Some of my favorite bedtime stories as a child include Where The Wild Things Are, Harold and the Purple Crayon, The Giving Tree, Velveteen Rabbit, Charlie and the Chocolate Factory, Bridge to Terabithia and the list goes on.
However, in mostly all the books I listed, the main character is…a boy.
As a mother in a time of elevating the girl child, the books my daughter read are quite different. Good Night Stories For Rebel Girls. Padmini is Powerful. Rosie Revere, Engineer. I love that she loves reading and I know that the characters she reads about…strong, female, diverse and smart are only helping her LOVE it more and more.
As parents, caregivers, aunts, uncles alike, we want our kids (boys and girls) to love reading.
Children are our future.
But we cannot ignore the cultural ideas and media influences that shape our young girls minds to sometimes deter from that book in hand to other things she could and “should” be good at. Like looking pretty. Or being liked.
Unesco reported that of the 774 million adults (15 years and older) who still cannot read or write, two–thirds of them (493 million) are women. Among the highest percentages fall in areas that include the countries of South Asia.
It’s why I love when I see a good South Asian female character for BOTH my daughter and my son. I want him to know of these strong girls too when he is ever in a situation where another boy may say something like, you throw like a girl. I hope he will tell them of the strong girls we read about.
My kids and I even smiled while we read it!
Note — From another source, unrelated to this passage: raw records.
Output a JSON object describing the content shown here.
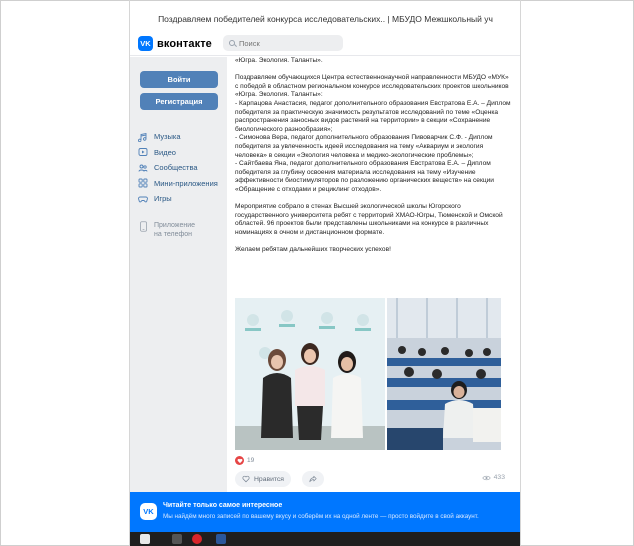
{
  "window": {
    "title": "Поздравляем победителей конкурса исследовательских.. | МБУДО Межшкольный уч"
  },
  "header": {
    "logo_text": "вконтакте",
    "logo_mark": "VK",
    "search_placeholder": "Поиск"
  },
  "sidebar": {
    "login_label": "Войти",
    "register_label": "Регистрация",
    "items": [
      {
        "label": "Музыка",
        "icon": "music-icon"
      },
      {
        "label": "Видео",
        "icon": "video-icon"
      },
      {
        "label": "Сообщества",
        "icon": "communities-icon"
      },
      {
        "label": "Мини-приложения",
        "icon": "mini-apps-icon"
      },
      {
        "label": "Игры",
        "icon": "games-icon"
      }
    ],
    "phone_app_line1": "Приложение",
    "phone_app_line2": "на телефон"
  },
  "post": {
    "paragraphs": [
      "«Югра. Экология. Таланты».",
      "Поздравляем обучающихся Центра естественнонаучной направленности МБУДО «МУК» с победой в областном региональном конкурсе исследовательских проектов школьников «Югра. Экология. Таланты»:\n- Карпацова Анастасия, педагог дополнительного образования Евстратова Е.А. – Диплом победителя за практическую значимость результатов исследований по теме «Оценка распространения заносных видов растений на территории» в секции «Сохранение биологического разнообразия»;\n- Симонова Вера, педагог дополнительного образования Пивоварчик С.Ф. - Диплом победителя за увлеченность идеей исследования на тему «Аквариум и экология человека» в секции «Экология человека и медико-экологические проблемы»;\n- Сайтбаева Яна, педагог дополнительного образования Евстратова Е.А. – Диплом победителя за глубину освоения материала исследования на тему «Изучение эффективности биостимуляторов по разложению органических веществ» на секции «Обращение с отходами и рециклинг отходов».",
      "Мероприятие собрало в стенах Высшей экологической школы Югорского государственного университета ребят с территорий ХМАО-Югры, Тюменской и Омской областей. 96 проектов были представлены школьниками на конкурсе в различных номинациях в очном и дистанционном формате.",
      "Желаем ребятам дальнейших творческих успехов!"
    ],
    "reactions_count": "19",
    "like_label": "Нравится",
    "views_count": "433"
  },
  "banner": {
    "logo_mark": "VK",
    "title": "Читайте только самое интересное",
    "subtitle": "Мы найдём много записей по вашему вкусу и соберём их на одной ленте — просто войдите в свой аккаунт."
  },
  "colors": {
    "vk_blue": "#0077ff",
    "button_blue": "#5181b8",
    "link_blue": "#2a5885",
    "heart_red": "#e64646"
  }
}
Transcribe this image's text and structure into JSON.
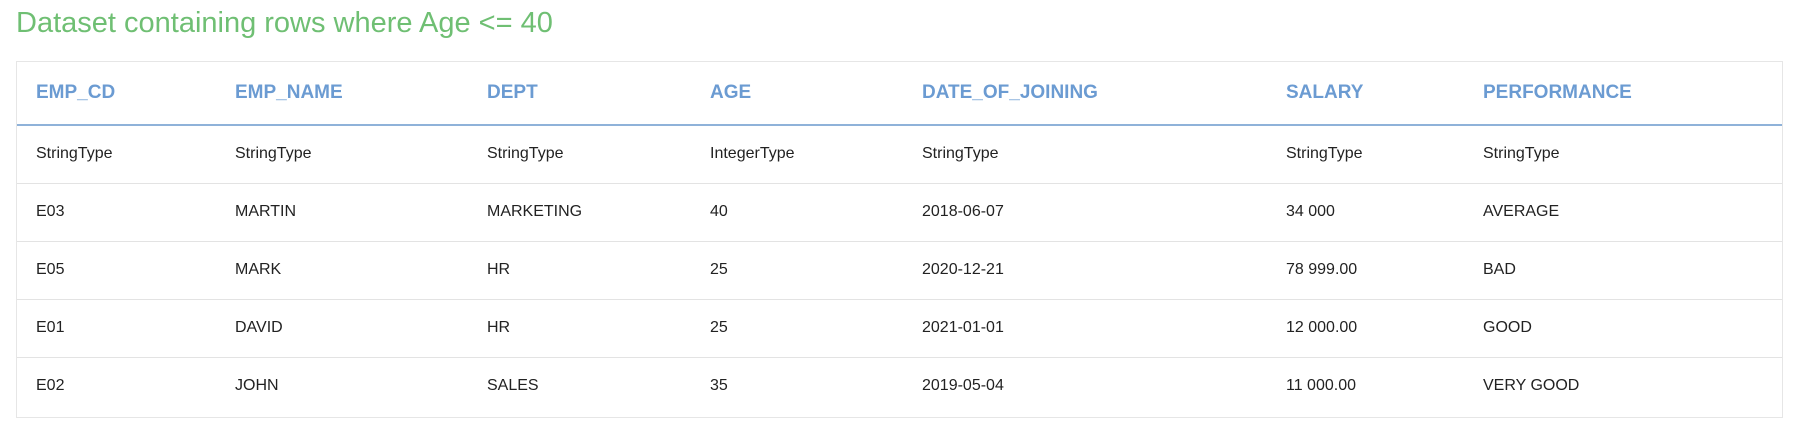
{
  "title": "Dataset containing rows where Age <= 40",
  "table": {
    "columns": [
      "EMP_CD",
      "EMP_NAME",
      "DEPT",
      "AGE",
      "DATE_OF_JOINING",
      "SALARY",
      "PERFORMANCE"
    ],
    "types": [
      "StringType",
      "StringType",
      "StringType",
      "IntegerType",
      "StringType",
      "StringType",
      "StringType"
    ],
    "rows": [
      [
        "E03",
        "MARTIN",
        "MARKETING",
        "40",
        "2018-06-07",
        "34 000",
        "AVERAGE"
      ],
      [
        "E05",
        "MARK",
        "HR",
        "25",
        "2020-12-21",
        "78 999.00",
        "BAD"
      ],
      [
        "E01",
        "DAVID",
        "HR",
        "25",
        "2021-01-01",
        "12 000.00",
        "GOOD"
      ],
      [
        "E02",
        "JOHN",
        "SALES",
        "35",
        "2019-05-04",
        "11 000.00",
        "VERY GOOD"
      ]
    ]
  },
  "colors": {
    "title": "#6fbf73",
    "header_text": "#6b9bd2",
    "header_border": "#8fb2d9",
    "row_border": "#e3e3e3"
  }
}
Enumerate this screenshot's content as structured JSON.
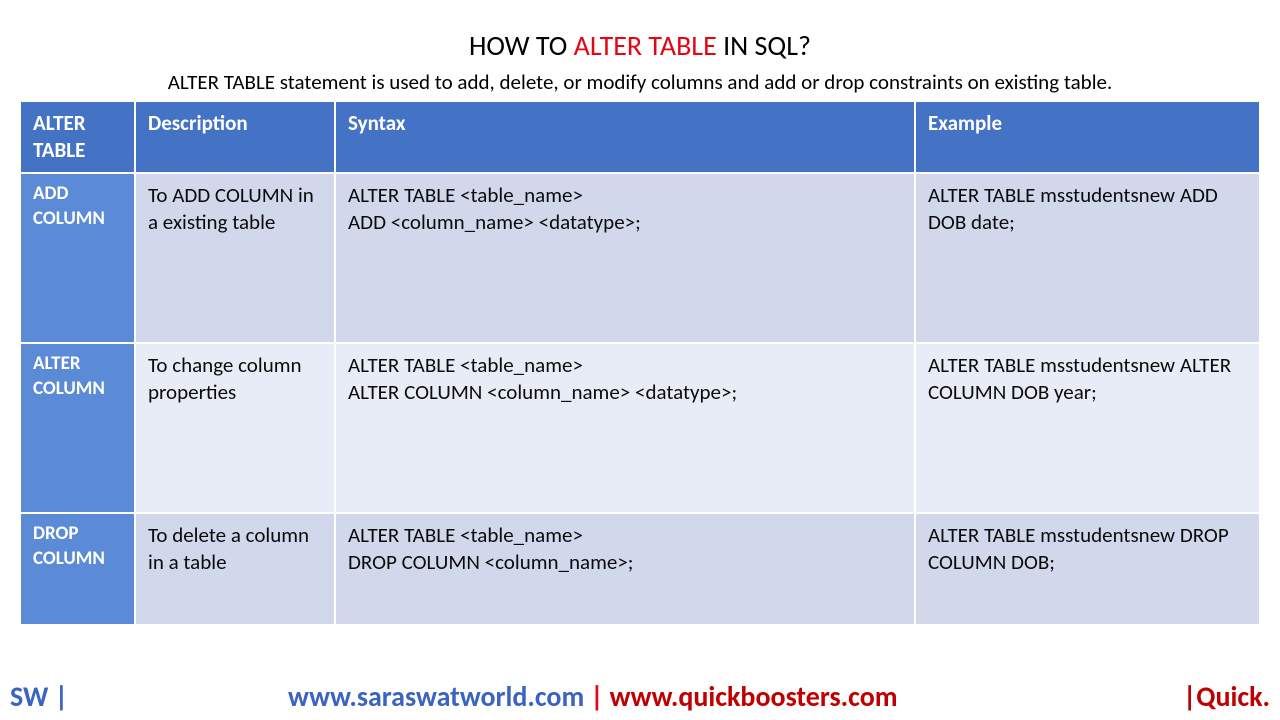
{
  "title": {
    "pre": "HOW TO ",
    "hl": "ALTER TABLE",
    "post": " IN SQL?"
  },
  "subtitle": "ALTER TABLE statement is used to add, delete, or modify columns and add or drop constraints on existing table.",
  "headers": {
    "c0": "ALTER TABLE",
    "c1": "Description",
    "c2": "Syntax",
    "c3": "Example"
  },
  "rows": [
    {
      "name": "ADD COLUMN",
      "desc": "To ADD COLUMN in a existing table",
      "syntax": "ALTER TABLE <table_name>\nADD <column_name> <datatype>;",
      "example": "ALTER TABLE msstudentsnew ADD DOB date;"
    },
    {
      "name": "ALTER COLUMN",
      "desc": "To change column properties",
      "syntax": "ALTER TABLE <table_name>\nALTER COLUMN <column_name> <datatype>;",
      "example": "ALTER TABLE msstudentsnew ALTER COLUMN DOB year;"
    },
    {
      "name": "DROP COLUMN",
      "desc": "To delete a column in a table",
      "syntax": "ALTER TABLE <table_name>\nDROP COLUMN <column_name>;",
      "example": "ALTER TABLE msstudentsnew DROP COLUMN DOB;"
    }
  ],
  "footer": {
    "sw": "SW |",
    "url1": "www.saraswatworld.com",
    "sep": "|",
    "url2": "www.quickboosters.com",
    "right": "|Quick."
  }
}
The illustrations are edgy and fun and reminded me of my NYC days 🙂 It starts off with Satya, a precocious, love-able Indian-American girl, ready to have a super day, including finally conquering the tallest slide in her hometown, Hoboken. But things takes a not so super turn when she realizes her superhero cape is stuck at the dry cleaner. Will she be able to face her fears, help her friends and be the true hero everyone knows she is?
These are questions our kids ask themselves over and over again in this frenzied world. Heck, it’s what we even ask as adults.
How can we let our truth shine and not be afraid of what anyone will think?
Oh and how synchronous is it that the main character’s name is Satya, (the yogic word for truth)??
How can we face our fears of failure?
I want my kids to know these emotions exist and it’s ok to feel them. That like Satya, it can take an experience like not having her cape to come to that empowering realization on your own.
I want my daughter to know that the more she stands in her truest self, the more other girls may join her. That there were women before her who were banned from school and reading and to know that it is beautiful how things have evolved and changed.
The more our girls read about confidant girls who take chances, we will have girls like Satya who save the day everywhere.